2024 AIChE Annual Meeting

(253e) Low-Cost Hands-on Micro Spectroscopy Experimental Module for Chemical Engineering Education

Authors

Thiessen, D. B., Washington State University
Dutta, P., Washington State University
Adesope, O., Washington State University
Van Wie, B., Washington State University
The focus of the project is to teach prospective engineers about microfluidics and microtechnology. We wish to do so interactively to visualize the topic being studied for students, providing a complete model of the phenomena to address common misconceptions.

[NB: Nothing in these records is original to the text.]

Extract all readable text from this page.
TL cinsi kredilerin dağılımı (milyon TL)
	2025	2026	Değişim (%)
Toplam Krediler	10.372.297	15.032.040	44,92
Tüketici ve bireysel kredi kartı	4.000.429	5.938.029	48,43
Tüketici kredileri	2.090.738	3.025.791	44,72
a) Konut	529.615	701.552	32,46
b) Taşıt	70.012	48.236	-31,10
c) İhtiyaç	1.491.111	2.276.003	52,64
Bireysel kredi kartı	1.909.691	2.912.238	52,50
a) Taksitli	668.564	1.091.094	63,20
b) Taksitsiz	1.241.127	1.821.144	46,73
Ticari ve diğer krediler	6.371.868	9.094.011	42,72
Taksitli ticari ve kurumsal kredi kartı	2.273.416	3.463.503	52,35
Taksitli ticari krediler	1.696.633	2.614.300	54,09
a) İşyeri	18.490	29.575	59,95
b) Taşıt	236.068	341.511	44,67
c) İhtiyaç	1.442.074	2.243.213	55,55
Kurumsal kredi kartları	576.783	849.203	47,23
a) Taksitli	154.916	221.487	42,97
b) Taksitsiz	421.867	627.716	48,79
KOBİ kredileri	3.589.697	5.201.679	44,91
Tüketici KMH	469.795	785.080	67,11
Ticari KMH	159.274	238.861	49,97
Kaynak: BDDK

Microfluidics was the topic chosen to be addressed by this project due to its importance, complexity, and relative obscurity in the current paradigm of engineering education. Microfluidics is de ned as the fluid behavior associated with the processing of micro-scale quantities of fluids and is thus a vital topic for those in the field of biochemical engineering and analytic science. Microfluidics has radically impacted chemical and biological analyses, allowing for improved understanding of cellular biology, point-of-care medical diagnoses, and of course fluid mechanics, while allowing for the production of economic and disposable micro-devices due to the advancement in soft lithography techniques. However, despite the topic’s relevance to many engineering disciplines, including microfluidics in a traditional engineering academic track has proven difficult, as it is multidisciplinary in nature, deriving concepts from physics, material science, chemistry, and biology.

There is currently a serious gap in engineering curricula involving microfluidics, so in the long term we intend to promote a new educational pedagogy to be adopted by the larger community to address this gap. In the short term, we attempt in this project to address this shortcoming through the development of low-cost desktop learning modules for classroom and laboratory usage. Educational materials will be provided with these modules, and the effectiveness of these new pedagogical implementations will be assessed through a careful examination of student comprehension of the material provided.

The first module under development to meet this end is a micro-scale glucose assay analyzer, which relies on microfluidic principles and a common biomedical topic, glucose, to cover several scientific topics at once: reaction kinetics, absorption spectroscopy, and Beer’s Law.

Glucose is commonly measured as a blood chemistry because it is a key indicator for many medical conditions, such as diabetes. The concentration of glucose in blood is commonly measured via a multi-stage reaction in which glucose is first oxidized to produce peroxide, which is then detected by reacting with 4-amino antipyrine in the presence of a different enzyme, peroxidase, which in turn yields a final product, quinonimine, a red dye with a characteristic wavelength of light it absorbs. Under optimal circumstances, the concentration of glucose in the solution can be correlated to the amount of light allowed to pass through based on Beer’s Law, as it will be proportional to the amount of peroxide produced, which is in turn proportional to the amount of quinonimine present in the sample after the reaction. While common in the biomedical sector, use of this reaction allows instructors to cover enzyme-mediated reaction

kinetics, stoichiometry, and basic spectroscopy, making it ideal for an educational setting.

The experimental set up is simple. Students will inject sample and reagent into respective legs of a Y-shaped chip held in the vertical position, with an on-off valve at the intersection of the Y. From there, the sample will be mixed through a serpentine micro-channel static mixer as flow is induced by gravity, resulting in shades of red depending on the concentration of glucose in the sample (faint pink for low concentration, deep red for high). From there, the sample will pass into a reservoir with two sides. One side is covered with a polarized film, intended to allow only a narrow bandwidth of green light to pass through. This side of the reservoir is backlit, allowing green light to pass through the sample, which is then absorbed by the red dye present in the sample. From there, the green light that manages to pass through to the other side of the reservoir will be measured using a smartphone camera, and with Beer’s law, students can determine the concentration of glucose in the sample based on the measured intensity and a calibration curve. Students will be guided through the experimental proofs by using accompanying worksheets. Comprehension of related concepts will be tested where the reaction kinetics and scientific principles will be tied in with the course. This experiment will work well within biomedical and reaction engineering courses.

The Prototype for dissemination is still in the conceptual phase and is currently in development. Since prototyping moved passed the proof-of-concept version, different manufacturing methods are being considered for the optimal route for mass production, e.g., traditional 3D printing, resin printing, laser cutting, etc. At present the concept is to form the module as a three-piece design composed of acrylic for transparency, with the micro-channels machined into the center before being fused to front and back panels using a UV cured epoxy. The module would be gravity fed, with holes drilled through the front and back panels at the bottom of the module, just above the reservoir, to provide an outlet for air and for easy washing after experimentation. This proposed version of the design minimizes the number of components per kit in favor of a single pass, gravity fed, set-up with the only electronic components being the student’s cellphone and a light source for back lighting. The hope is this will limit manufacturing and maintenance costs, so that the bulk of expenses can be received for experimental materials, such as the glucose and enzyme solutions.